Saying Spotify was complicit in spreading misinformation, Young told the company that it could have his music or Rogan’s podcast — “not both.” Spotify agreed to remove his music from the service.
IS THE PROTEST SPREADING?
Slowly. Joni Mitchell said she was standing in solidarity and also asked for her music to be removed. So did Nils Lofgren, a guitarist who plays in one of Young’s backing bands, Crazy Horse, and also with Bruce Springsteen. Podcaster Brene Brown also said she was halting new podcasts without saying exactly why.
Graham Nash, Young’s former bandmate in Crosby, Stills, Nash and Young, said Tuesday he wanted his solo music pulled, according to several reports Tuesday. India.arie said on Instagram that “Neil Young opened a door that I must walk through,” although she said she’s also concerned about unspecified Rogan comments on race.
The rock band Belly put the message “Delete Spotify” in the background of its Spotify page, but you could still stream their music. Pulling music off Spotify isn’t necessarily easy — often it’s the record company, not the artist, who controls that.
Spotify dominates the marketplace. It had 31 percent of the 524 million worldwide music stream subscriptions in the second quarter of 2021, more than double that of second-place Apple Music, according to Midia Research. Spotify is not always popular with musicians, many of whom complain that it doesn’t pay them enough for their work.
“Spotify has a huge amount of cultural capital that is itself power,” says Midia Research’s Mark Mulligan. “And that is what at risk if more artists essentially tried to push their fans to other places.”

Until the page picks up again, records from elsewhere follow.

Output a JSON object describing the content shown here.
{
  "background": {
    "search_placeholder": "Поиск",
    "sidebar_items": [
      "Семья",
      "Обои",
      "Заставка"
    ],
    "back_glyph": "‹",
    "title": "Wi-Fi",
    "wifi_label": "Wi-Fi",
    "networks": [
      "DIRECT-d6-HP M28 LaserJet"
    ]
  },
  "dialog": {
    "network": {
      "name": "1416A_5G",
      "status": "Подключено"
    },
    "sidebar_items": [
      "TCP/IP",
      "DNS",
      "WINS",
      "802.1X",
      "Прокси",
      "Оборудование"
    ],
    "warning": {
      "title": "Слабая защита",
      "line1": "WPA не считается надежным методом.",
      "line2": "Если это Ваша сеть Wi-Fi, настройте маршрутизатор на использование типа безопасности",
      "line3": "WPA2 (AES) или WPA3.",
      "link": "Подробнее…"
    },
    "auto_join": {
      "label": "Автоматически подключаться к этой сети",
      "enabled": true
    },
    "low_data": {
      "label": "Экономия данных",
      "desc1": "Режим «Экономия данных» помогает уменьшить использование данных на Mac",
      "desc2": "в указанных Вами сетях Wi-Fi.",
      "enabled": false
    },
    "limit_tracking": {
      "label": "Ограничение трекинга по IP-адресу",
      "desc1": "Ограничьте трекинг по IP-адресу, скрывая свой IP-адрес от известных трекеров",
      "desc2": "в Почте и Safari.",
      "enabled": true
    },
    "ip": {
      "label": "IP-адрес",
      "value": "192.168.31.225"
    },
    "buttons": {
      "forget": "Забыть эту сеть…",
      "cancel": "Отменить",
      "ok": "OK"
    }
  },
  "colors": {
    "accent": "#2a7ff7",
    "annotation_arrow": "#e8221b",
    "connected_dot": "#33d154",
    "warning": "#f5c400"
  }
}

While losing Young and Mitchell may be a psychic blow, what would really matter is if a more current artist takes up the cause. Everyone in Spotify’s top 10 list of most-streamed artists, led by Drake’s 44 billion, are from past the turn of the century, with the possible exception of Eminem, who first became popular in 1999.
For those artists, and for Spotify, taking a stand like Young’s would have much more serious financial consequences.
WHY CHOOSE ROGAN OVER YOUNG?
Music accounts for the vast majority of Spotify’s revenue, but Rogan represents its future.
Spotify reportedly paid more than $100 million to license Rogan’s podcast, its most popular. He’s the centerpiece of the company’s strategy to become an audio company rather than just a music company. In the long term, Spotify has more control over potential revenue from podcasts than it does for music, Mulligan says.